I've seen 'em in Short Hills and Bal Harbour. Costa Mesa and Newport. White Plains and Chestnut Hill. Troy and King of Prussia. Naples and Buckhead. Fairfax and River Oaks. Highland Park and Scottsdale. In all the effin gallerias and fashion centers, the parks and collections. Chantilly and chardonnay, darlin. The heavy gold hanging off the pinched-back necks. And always a bookstore nearby, a Barnes & Noble or a Borders, or, if you're lucky, a local independent, because books are a sign of the good life, darlin. Especially fiction. After all, everybody loves a good story. Rags-to-riches, riches-to-rags, ultimate redemption. I love stories with a happy ending, darlin.
You see this traffic from above when you fly into Newark toward the south, the silver-backed caterpillar crawling westward from the GW Bridge to Paramus, the bubble of brown air over the New York Metropolitan area -- that's the shite you're breathing, poot -- and you realize with an awful feeling in your gut that we too are ants. You stare out of the window of the plane. It's not a pretty sight. Little effin ants crawling up the cloverleafs. Instinctual locomotion. The grid of lights. The green belts following the dirty rivers -- the Passaic, the Hackensack, the Saddle River -- down toward Newark bay. The infested swamp.

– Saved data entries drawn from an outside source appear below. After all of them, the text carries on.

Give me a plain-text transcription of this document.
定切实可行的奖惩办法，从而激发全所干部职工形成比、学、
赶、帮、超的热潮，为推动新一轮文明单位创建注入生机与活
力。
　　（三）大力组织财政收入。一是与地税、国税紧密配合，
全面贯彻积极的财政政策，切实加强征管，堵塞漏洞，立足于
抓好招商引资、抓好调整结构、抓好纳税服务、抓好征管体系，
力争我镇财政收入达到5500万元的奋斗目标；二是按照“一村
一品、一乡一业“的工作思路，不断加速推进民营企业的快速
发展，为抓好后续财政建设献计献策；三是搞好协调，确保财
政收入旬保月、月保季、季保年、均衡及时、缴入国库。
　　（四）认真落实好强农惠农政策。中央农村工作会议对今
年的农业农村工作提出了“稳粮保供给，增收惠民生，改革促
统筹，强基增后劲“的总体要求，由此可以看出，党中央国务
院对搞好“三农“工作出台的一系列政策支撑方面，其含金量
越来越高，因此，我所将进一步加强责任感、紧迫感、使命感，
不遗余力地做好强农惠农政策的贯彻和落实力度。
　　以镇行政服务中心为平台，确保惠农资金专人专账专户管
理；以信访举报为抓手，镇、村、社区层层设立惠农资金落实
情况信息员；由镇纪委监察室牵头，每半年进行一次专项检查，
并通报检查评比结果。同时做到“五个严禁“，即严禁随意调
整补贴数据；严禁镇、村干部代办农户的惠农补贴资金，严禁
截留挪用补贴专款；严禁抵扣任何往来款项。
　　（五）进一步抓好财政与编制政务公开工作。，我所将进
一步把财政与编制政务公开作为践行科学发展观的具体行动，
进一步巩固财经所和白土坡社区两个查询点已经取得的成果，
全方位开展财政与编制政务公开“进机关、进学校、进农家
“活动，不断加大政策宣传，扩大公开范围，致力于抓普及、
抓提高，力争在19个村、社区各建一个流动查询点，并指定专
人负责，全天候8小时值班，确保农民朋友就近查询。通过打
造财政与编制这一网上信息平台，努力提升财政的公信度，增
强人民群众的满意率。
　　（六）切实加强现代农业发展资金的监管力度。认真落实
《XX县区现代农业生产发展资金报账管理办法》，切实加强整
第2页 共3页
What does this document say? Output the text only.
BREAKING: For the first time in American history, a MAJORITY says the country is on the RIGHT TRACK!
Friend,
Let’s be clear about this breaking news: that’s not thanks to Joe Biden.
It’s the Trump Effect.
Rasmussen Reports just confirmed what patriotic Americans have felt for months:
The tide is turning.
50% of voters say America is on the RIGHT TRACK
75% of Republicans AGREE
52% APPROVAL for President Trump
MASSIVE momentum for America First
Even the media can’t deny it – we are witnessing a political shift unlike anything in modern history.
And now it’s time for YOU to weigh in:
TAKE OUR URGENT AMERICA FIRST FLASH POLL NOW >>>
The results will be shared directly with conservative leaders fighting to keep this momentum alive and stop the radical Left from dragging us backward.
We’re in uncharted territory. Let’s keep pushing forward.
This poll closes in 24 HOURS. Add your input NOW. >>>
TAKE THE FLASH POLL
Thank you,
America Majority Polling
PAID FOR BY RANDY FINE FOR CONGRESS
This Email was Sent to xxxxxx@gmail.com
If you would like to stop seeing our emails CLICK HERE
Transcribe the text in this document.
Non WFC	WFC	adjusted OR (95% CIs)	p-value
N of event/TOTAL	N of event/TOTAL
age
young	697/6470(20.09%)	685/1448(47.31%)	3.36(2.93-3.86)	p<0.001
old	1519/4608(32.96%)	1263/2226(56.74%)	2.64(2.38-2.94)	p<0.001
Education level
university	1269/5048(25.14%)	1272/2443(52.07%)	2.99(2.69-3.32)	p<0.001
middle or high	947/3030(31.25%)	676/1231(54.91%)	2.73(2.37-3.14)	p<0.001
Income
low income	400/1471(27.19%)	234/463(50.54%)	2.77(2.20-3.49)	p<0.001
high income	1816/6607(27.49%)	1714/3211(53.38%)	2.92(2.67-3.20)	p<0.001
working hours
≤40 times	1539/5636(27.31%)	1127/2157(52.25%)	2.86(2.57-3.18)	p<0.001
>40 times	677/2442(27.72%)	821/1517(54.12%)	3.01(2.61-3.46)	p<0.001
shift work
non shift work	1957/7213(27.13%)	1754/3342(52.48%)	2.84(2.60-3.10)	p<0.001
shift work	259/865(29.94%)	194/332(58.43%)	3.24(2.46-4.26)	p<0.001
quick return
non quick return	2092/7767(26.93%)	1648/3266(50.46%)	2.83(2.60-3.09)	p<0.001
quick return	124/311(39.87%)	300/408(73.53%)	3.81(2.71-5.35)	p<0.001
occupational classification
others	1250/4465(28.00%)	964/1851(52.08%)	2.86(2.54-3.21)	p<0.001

You can say what you want about Sunday church-going, that it's all superstition and that praying to god is dumb. You can go ahead and do your little I'm too effin smart to believe that shite routine. You can protest that nobody ever turned water into wine in this life and that a god who would let his son be killed on a cross is no god at all. You can point to the church scandals and talk about hypocrisy. You can show me the math, refer to the science, dangle the fossil record in my face. I believe you. I can see it with my own eyes. We are no different than ants.
So what is this birth that Christians are gonna celebrate in another couple of weeks? An excuse to go shopping, right?